Выбрать главу

«Мрамор или гранит», – предположил следопыт.

Вдруг массивная плита самостоятельно и без какого-либо лязга отошла в сторону, и за ней открылся новый, более освещённый простор. Константин Нестерович, не рассусоливая, шагнул и в эту влекущую пустоту, про себя, непременно, отметив, что обнаруженная плита была всё-таки гранитной.
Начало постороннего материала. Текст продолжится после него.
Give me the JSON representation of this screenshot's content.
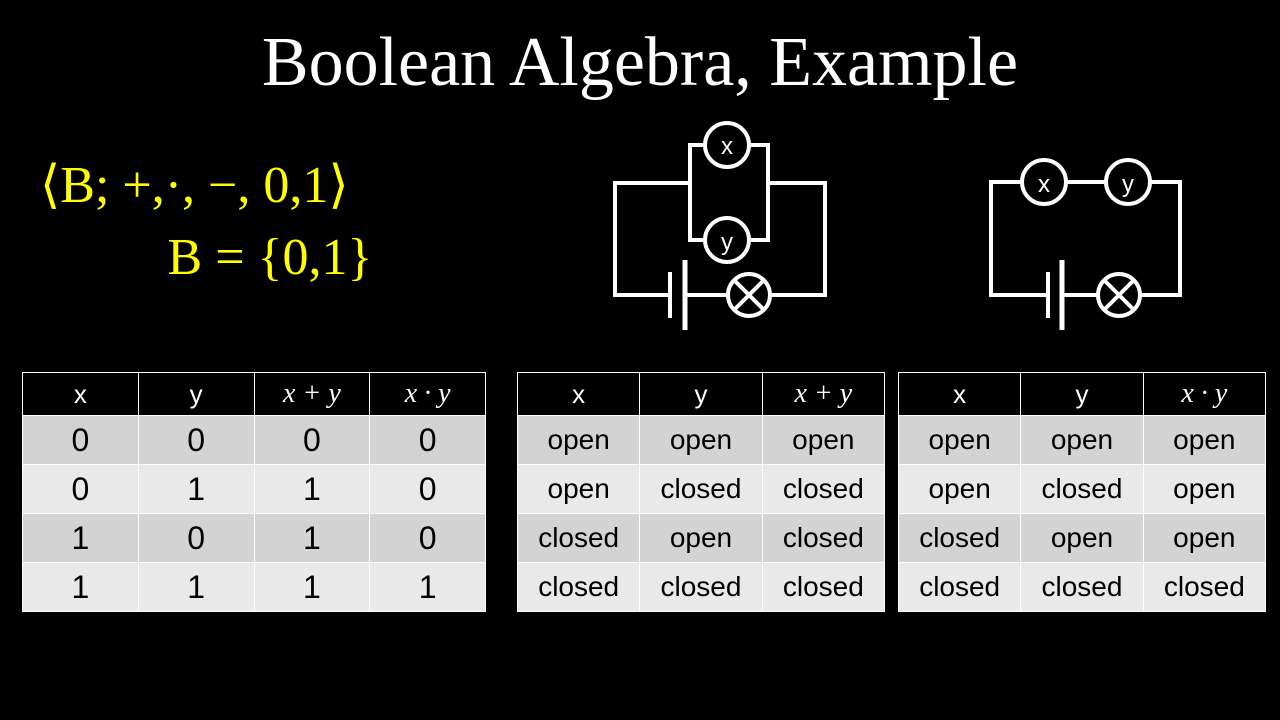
{
  "title": "Boolean Algebra, Example",
  "formula": {
    "line1": "⟨B;  +,·, −, 0,1⟩",
    "line2": "B = {0,1}",
    "color": "#ffff00"
  },
  "circuits": [
    {
      "name": "parallel-circuit",
      "switch_top_label": "x",
      "switch_bottom_label": "y",
      "lamp_label": "",
      "topology": "parallel"
    },
    {
      "name": "series-circuit",
      "switch_left_label": "x",
      "switch_right_label": "y",
      "lamp_label": "",
      "topology": "series"
    }
  ],
  "tables": [
    {
      "name": "binary-truth-table",
      "headers": [
        "x",
        "y",
        "x + y",
        "x · y"
      ],
      "header_styles": [
        "plain",
        "plain",
        "math",
        "math"
      ],
      "rows": [
        [
          "0",
          "0",
          "0",
          "0"
        ],
        [
          "0",
          "1",
          "1",
          "0"
        ],
        [
          "1",
          "0",
          "1",
          "0"
        ],
        [
          "1",
          "1",
          "1",
          "1"
        ]
      ]
    },
    {
      "name": "parallel-switch-table",
      "headers": [
        "x",
        "y",
        "x + y"
      ],
      "header_styles": [
        "plain",
        "plain",
        "math"
      ],
      "rows": [
        [
          "open",
          "open",
          "open"
        ],
        [
          "open",
          "closed",
          "closed"
        ],
        [
          "closed",
          "open",
          "closed"
        ],
        [
          "closed",
          "closed",
          "closed"
        ]
      ]
    },
    {
      "name": "series-switch-table",
      "headers": [
        "x",
        "y",
        "x · y"
      ],
      "header_styles": [
        "plain",
        "plain",
        "math"
      ],
      "rows": [
        [
          "open",
          "open",
          "open"
        ],
        [
          "open",
          "closed",
          "open"
        ],
        [
          "closed",
          "open",
          "open"
        ],
        [
          "closed",
          "closed",
          "closed"
        ]
      ]
    }
  ],
  "colors": {
    "background": "#000000",
    "title": "#ffffff",
    "formula": "#ffff00",
    "table_header_bg": "#000000",
    "table_row_odd": "#d3d3d3",
    "table_row_even": "#e9e9e9",
    "wire": "#ffffff"
  }
}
Непрестанный свет вокруг проливался ниоткуда, поэтому, напрасно пошарив глазами по всему трёхмерному пространству и не найдя явившемуся излучению первопричины, бывший узник не стал уж так напорно анализировать проявления световой теории. Вряд ли она могла стать непреодолимым препятствием на важном перекрёстке выбора пути к обретаемой свободе. Только воля волей, а расцветающая душа искателя приключений вновь рвалась за зияющие горизонты пробуждённой мечты. Будущее раздирало глаза нового Вавилона.

Впереди начинались каменные ступеньки. Это был путь без ответа. Собственно, они вели вниз, и там, внизу, лежала тайная сфера неизвестности. Механически Константин Нестерович стал считать преодолеваемые ступени, чтоб хоть как-то разнообразить двигательную функцию мышц и абсолютно не задумываясь о происходящем. После сто тридцатого шага, не сделав необходимого разгибания, его ноги оказались на затверделой горизонтальной поверхности. В новоявленном пространстве не обнаруживалось ни стен, ни потолка, только всё тот же, исходящий ниоткуда, призрачный свет надежды: может быть здесь?

Идти пришлось недолго. Над самой головой маленьким окошечком забрезжил солнечный накал, с каждым шагом наваливая на ступающего вперёд человека воздушную бездну голубого неба. Было ли это вместилище всего света или лишь краешек солнечного диска, оценить позитивно не удавалось, так как в ограниченном подземелье было бы не суметь примостить всё колоссальное светило. Его живые блики вовсю играли пёстрыми зайчиками, легко меняя спектр оттенков и представая намного вылощенней недавно развеянной темноты.

Диковинное окошечко со светом не размещалось в куполе пространства, а как бы висело в воздухе. А воздухом было такое же свободно висящее небо. Разрастаясь по мере приближения к нему почти в геометрической прогрессии, это небо вскоре распахнуло свои флюидные любящие объятия и раже прижало к своей пылкой груди вошедшего сына. Окошко тут же превратилось в воздушную ширь без видимых границ, а в душе молодого человека пролилась желанная нега.

«Как чудесно пахнет свежий воздух, – подумал Константин Нестерович, вдыхая заждавшейся грудью запасы живительного кислорода, – но из какой же башни можно было совершить столь многоступенчатый спуск?»

Чтобы рассеять смутные домыслы и до отказа обрести свободу действий, следопыт тут же умножил в своём уме сто тридцать ступенек на двадцать сантиметров, на которые по очереди с каждым шагом уходили вниз его ноги, и получил примерно двадцать шесть метров высоты, что выглядело очень странно. Константин Нестерович отчетливо помнил, что, когда городовой ввёл его в здание, где ему предстояло так выносливо переносить своё заключение, они вошли туда сразу, с улицы, не проносясь на высоту девятиэтажной башни в лифте улучшенной конструкции. Да и земля ли это ещё?

Вокруг зеленели плотные кусты цветущих акаций, заросли древовидного папоротника и чертовски ванильно пахло полынью. Обильное разнотравье одухотворяло дикую природу, но отнюдь не успокаивало сомнений проникшего в этот мир красоты. Прежнего города подле не было и в помине, как и никакой чёткой приметы, указывающей на близкое человеческое жильё. Константин Нестерович пребывал в оторопи. Неужели его выход с высоты – всего лишь хитрый постановочный трюк? Но кто же мог устроить эту витиевато сплетённую топалку, какая арендная плата причиталась за такое всепоглощающее пространство? Разве кто-то вправе ни за понюх табаку всего за сто тридцать ступенек, лишить горячего патриота его любимого города. Смотреть вокруг стало невтерпёж уныло.

Когда же небесное светило, иссякнув в дневном сиянии, стало присаживаться к далёкому горизонту, а небо печально сереть, сомневающийся путник находился уже в том скомпенсированном состоянии, когда о предстоящем ночлеге приходится думать, как о колыбели начала всей жизни.